T.W. Hunt quoted on the Link between Music and Revival

One of my favorite internet hobbies is reading blogs. Paul Burleson is a retired pastor and the father of Wade Burleson (whose blog I read almost everyday at http://kerussocharis.blogspot.com). Bro. Burleson recently had this blog entry and it caught my attention because it was about T. W. Hunt (author of The Mind of Christ and a man I highly respect in the Southern Baptist Convention). Here is what he wrote (the following is his quote to the end):

“The reason I know T.W. and Laverne is because I was privileged to be their pastor for several years of his tenure as a Professor at SWBTS when they were members of and I was Pastor of the Southcliff Baptist Church in Ft. Worth. ...

The purpose of my dropping T.W.'s name today is to give a final small follow-up on the post addressing worship. … it has to do with a morning I sat with T.W. in a Dairy Queen in Ft. Worth. He and I were eating ice-cream and talking. Before long I was writing on a napkin. It usually wound up that way. Something he would be saying was always of the nature that I must not forget it. So....write it down I did.

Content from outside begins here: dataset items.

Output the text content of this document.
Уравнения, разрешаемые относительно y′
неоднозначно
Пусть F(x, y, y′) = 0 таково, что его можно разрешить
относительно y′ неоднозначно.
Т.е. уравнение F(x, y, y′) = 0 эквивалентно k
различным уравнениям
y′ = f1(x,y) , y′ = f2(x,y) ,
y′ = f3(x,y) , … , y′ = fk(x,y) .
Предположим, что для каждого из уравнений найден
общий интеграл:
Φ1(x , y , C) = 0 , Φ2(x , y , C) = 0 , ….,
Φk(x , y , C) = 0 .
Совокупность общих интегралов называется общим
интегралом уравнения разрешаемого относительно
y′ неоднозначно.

T.W. said that he was a student of revival. He had, in fact, studied every known revival in history, beginning with the Old Testament events and right through Acts and into the Awakenings to the "Charismatic revival, as it was being called, of that day in which we were living and conversing.

T.W. said that every genuine move of God that he had studied had produced it's own music. The new music of those moves of God were new, not just in lyrics, but in meter, rhythm, notations, and a whole bunch of other stuff that didn't then and doesn't now mean much to me. But I kept listening.

He said that those involved in the revival usually wrote and produced this "new music". His example was Charles and John Wesley. He reminded me of the many songs written by the Wesleys during that Great Awakening of which they were such a major part. "The Church's One Foundation" was one of those.

T.W. said there were several odd things about the music being produced during each revival. For one thing, it was not only different, it was rejected by the religious establishment. Wesley sang his songs with the crowds on hillsides but was not permitted to do so in the churches. He was shunned.

Then, he said, after a while, the religious powers that were, gradually accepted the music by now being sung by the masses. Finally, that music was "the music" and was until another revival came along producing it's own music which was rejected as ungodly by those singing "The Church's One Foundation" and not permitted in the churches. So, again, the masses had to sing in isolation from the religious establishment. You see the pattern I'm sure.

That's why, according to T.W. Hunt, the Charismatic movement was, while not agreeing with it's theological excesses at all, a real movement of God, in his opinion. The music evidenced it.

I think time has shown the validity of that view of the history of revival. Look at the music we're singing now. I wonder where revival will happen next? I know it will have it's own music. I know some won't like it. For a while anyway.”